Toyota has blurred the line between the real world and the virtual one, fitting its low-slung 86 sports coupe with a data logger that replays a thrash around a race track inside a game.
However, Australian buyers will have to wait until local race circuit data – possibly including the iconic Mount Panorama track near Bathurst – is added to the software before it will make its way here.
The Japanese car maker announced overnight that domestic versions of the 86 would come fitted with the Sport Drive Logger, which uses the coupe’s GPS and telemetry systems to paint a virtual picture of the driver’s lap around a race track.
The data can be downloaded onto a USB stick and integrated with a PlayStation3 gaming console, where the hot lap can be recreated on a digital version of the track in the driving simulation game Gran Turismo 6.
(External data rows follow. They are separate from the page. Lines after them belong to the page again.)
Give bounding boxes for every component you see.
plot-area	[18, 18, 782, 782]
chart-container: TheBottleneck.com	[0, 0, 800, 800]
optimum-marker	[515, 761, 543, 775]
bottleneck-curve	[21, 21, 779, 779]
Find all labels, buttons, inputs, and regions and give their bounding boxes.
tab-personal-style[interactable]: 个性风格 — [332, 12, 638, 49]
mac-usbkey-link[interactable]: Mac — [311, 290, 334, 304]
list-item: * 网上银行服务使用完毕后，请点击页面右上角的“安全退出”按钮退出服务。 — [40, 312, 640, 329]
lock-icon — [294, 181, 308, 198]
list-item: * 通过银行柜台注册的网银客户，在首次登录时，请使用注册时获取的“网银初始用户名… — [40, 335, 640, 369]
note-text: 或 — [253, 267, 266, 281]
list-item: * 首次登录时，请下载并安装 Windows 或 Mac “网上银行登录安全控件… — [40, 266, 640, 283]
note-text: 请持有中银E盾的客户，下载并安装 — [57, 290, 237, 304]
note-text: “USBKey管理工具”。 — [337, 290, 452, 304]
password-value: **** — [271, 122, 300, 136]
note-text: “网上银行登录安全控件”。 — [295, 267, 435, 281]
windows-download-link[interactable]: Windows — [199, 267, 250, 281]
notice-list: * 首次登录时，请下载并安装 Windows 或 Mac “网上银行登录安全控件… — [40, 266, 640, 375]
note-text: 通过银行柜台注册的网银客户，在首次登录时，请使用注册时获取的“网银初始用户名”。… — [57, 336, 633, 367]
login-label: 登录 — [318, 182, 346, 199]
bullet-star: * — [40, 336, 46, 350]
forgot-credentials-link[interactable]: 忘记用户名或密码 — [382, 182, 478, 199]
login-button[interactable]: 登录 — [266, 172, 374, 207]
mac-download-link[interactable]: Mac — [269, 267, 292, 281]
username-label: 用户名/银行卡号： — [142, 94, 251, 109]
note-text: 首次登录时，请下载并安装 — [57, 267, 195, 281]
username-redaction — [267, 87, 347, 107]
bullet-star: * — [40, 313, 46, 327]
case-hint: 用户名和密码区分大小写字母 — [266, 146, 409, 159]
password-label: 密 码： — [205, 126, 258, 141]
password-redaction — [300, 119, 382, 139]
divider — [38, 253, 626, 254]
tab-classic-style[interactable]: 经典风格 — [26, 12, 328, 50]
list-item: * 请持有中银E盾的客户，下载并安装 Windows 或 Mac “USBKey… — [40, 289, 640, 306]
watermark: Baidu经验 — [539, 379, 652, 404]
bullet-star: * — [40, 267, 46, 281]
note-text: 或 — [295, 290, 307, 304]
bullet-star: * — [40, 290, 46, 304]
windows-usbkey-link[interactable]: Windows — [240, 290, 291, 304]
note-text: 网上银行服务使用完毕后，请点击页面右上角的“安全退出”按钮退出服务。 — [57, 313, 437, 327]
Toyota launched a virtual version of the 86 on GT6 even before the car arrived in global showrooms.
“We believe the Toyota 86 is the perfect match for this exciting technology,” Toyota Australia product public relations manager Steve Coughlan said.
“Having the opportunity to experience this driver-focused car in both the real and virtual worlds is an exciting proposition.
“That said, the system is currently only configured for Japan and only works in conjunction with circuits such as Fuji Speedway.
“Tracks outside of Japan have not been mapped at this stage,” he said. “For this reason, the technology is not currently applicable to Australia.”
The latest instalment of the long-running Gran Turismo game includes Mount Panorama for the first time, so if the 86 telemetry logger does come to Australia, owners could one day record their own hot lap of the circuit and replay it virtually – provided they can get access to the iconic track when it’s not a low-speed tourist drive.
The lack of the software’s availability in Australia is one of a string of disappointments for local 86 owners.
Despite availability in other markets, the car maker does not sell any TRD performance enhancement kits in Australia as they have not been homologated for use on our roads.
Likewise, Australia misses out on a stripped-out, cut-price version of the two-door coupe known as the 86 RC, which features matte black plastic body panels that can be easily and cheaply replaced.
We also miss out on the TR 86, a race-ready version of the car featuring uprated brakes, adjustable suspension and sets of slick and wet tyres.
The TR 86 sells in other markets for about double the price of a regular 86, which would make it about $60,000 if it came here.